Nonetheless, current evidence shows conflicting results regarding the role of the Harmonic scalpel in reducing the incidence of seroma, as other reports demonstrated a significant reduction in seroma following Harmonic scalpel compared to monopolar electrocautery in patients undergoing BC surgery (14, 16). Such contradictory results can be explained by wide variations in patients’ characteristics, type of surgery, surgeon’s experience, the definition of seroma, and length of follow-up among published studies. Further, a well-designed trial with multinational collaboration is warranted to investigate the impact of the Harmonic scalpel on seroma prevention after BC surgery.

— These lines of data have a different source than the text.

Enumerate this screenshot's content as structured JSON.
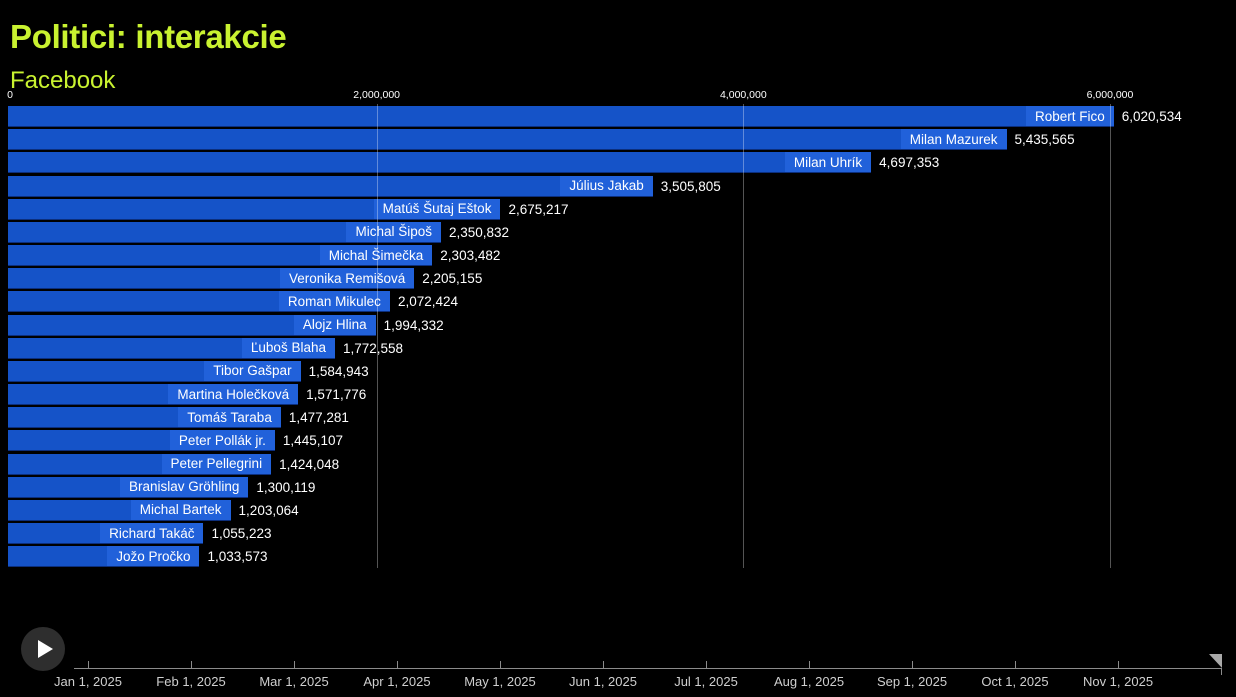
{
  "header": {
    "title": "Politici: interakcie",
    "subtitle": "Facebook"
  },
  "colors": {
    "background": "#000000",
    "accent_title": "#c9f230",
    "bar": "#1553c8",
    "bar_label_bg": "#2161da",
    "text": "#ffffff",
    "axis_line": "#8b8b8b",
    "grid": "rgba(255,255,255,0.33)"
  },
  "chart_data": {
    "type": "bar",
    "orientation": "horizontal",
    "title": "Politici: interakcie",
    "subtitle": "Facebook",
    "xlabel": "",
    "ylabel": "",
    "xlim": [
      0,
      6000000
    ],
    "grid": true,
    "legend": false,
    "x_ticks": [
      {
        "value": 0,
        "label": "0"
      },
      {
        "value": 2000000,
        "label": "2,000,000"
      },
      {
        "value": 4000000,
        "label": "4,000,000"
      },
      {
        "value": 6000000,
        "label": "6,000,000"
      }
    ],
    "bars": [
      {
        "name": "Robert Fico",
        "value": 6020534,
        "value_label": "6,020,534"
      },
      {
        "name": "Milan Mazurek",
        "value": 5435565,
        "value_label": "5,435,565"
      },
      {
        "name": "Milan Uhrík",
        "value": 4697353,
        "value_label": "4,697,353"
      },
      {
        "name": "Július Jakab",
        "value": 3505805,
        "value_label": "3,505,805"
      },
      {
        "name": "Matúš Šutaj Eštok",
        "value": 2675217,
        "value_label": "2,675,217"
      },
      {
        "name": "Michal Šipoš",
        "value": 2350832,
        "value_label": "2,350,832"
      },
      {
        "name": "Michal Šimečka",
        "value": 2303482,
        "value_label": "2,303,482"
      },
      {
        "name": "Veronika Remišová",
        "value": 2205155,
        "value_label": "2,205,155"
      },
      {
        "name": "Roman Mikulec",
        "value": 2072424,
        "value_label": "2,072,424"
      },
      {
        "name": "Alojz Hlina",
        "value": 1994332,
        "value_label": "1,994,332"
      },
      {
        "name": "Ľuboš Blaha",
        "value": 1772558,
        "value_label": "1,772,558"
      },
      {
        "name": "Tibor Gašpar",
        "value": 1584943,
        "value_label": "1,584,943"
      },
      {
        "name": "Martina Holečková",
        "value": 1571776,
        "value_label": "1,571,776"
      },
      {
        "name": "Tomáš Taraba",
        "value": 1477281,
        "value_label": "1,477,281"
      },
      {
        "name": "Peter Pollák jr.",
        "value": 1445107,
        "value_label": "1,445,107"
      },
      {
        "name": "Peter Pellegrini",
        "value": 1424048,
        "value_label": "1,424,048"
      },
      {
        "name": "Branislav Gröhling",
        "value": 1300119,
        "value_label": "1,300,119"
      },
      {
        "name": "Michal Bartek",
        "value": 1203064,
        "value_label": "1,203,064"
      },
      {
        "name": "Richard Takáč",
        "value": 1055223,
        "value_label": "1,055,223"
      },
      {
        "name": "Jožo Pročko",
        "value": 1033573,
        "value_label": "1,033,573"
      }
    ]
  },
  "timeline": {
    "tick_labels": [
      "Jan 1, 2025",
      "Feb 1, 2025",
      "Mar 1, 2025",
      "Apr 1, 2025",
      "May 1, 2025",
      "Jun 1, 2025",
      "Jul 1, 2025",
      "Aug 1, 2025",
      "Sep 1, 2025",
      "Oct 1, 2025",
      "Nov 1, 2025"
    ],
    "playhead_at": "end"
  }
}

Proper hemostatic control is critical intraoperatively to reduce blood loss, time of surgery, and, subsequently, postoperative morbidity and operative expenses. As mentioned previously, conventional electrocautery is limited by excessive time for tissue dissection and wide thermal damage, which, in return, can result in excessive blood loss and prolonged operative time (22). The Harmonic scalpel works by dividing the tissues longitudinally through high-frequency ultrasonic waves, which potentially takes less time for tissue damage than conventional methods. Besides, the Harmonic scalpel produces lower temperature than electrocautery and hence less liability to excessive tissue damage and blood loss. Finally, coagulating shears lead to the development of a coagulum that effectively seals blood vessels (23). This comparative study demonstrated that the Harmonic scalpel had the advantage of less operative time and blood loss than monopolar electrocautery in BCS with lymphadenectomy. These findings are in line with recent systematic reviews indicating less blood loss following Harmonic scalpel than conventional methods (14, 16); however, no previous studies have assessed the Harmonic scalpel in NCTH.
Older age, large tumor size, advanced tumor stage, and history of anticoagulants or tamoxifen are common patient-related risk factors for postoperative seroma (24). Her-2-positive status was an independent predictor of seroma development in this cohort, whereas patients with seroma were more likely to have advanced TNM stages and shorter days to chest drain removal. These findings aligned with previous reports indicating significant associations between hormonal status and the risk of postoperative seroma.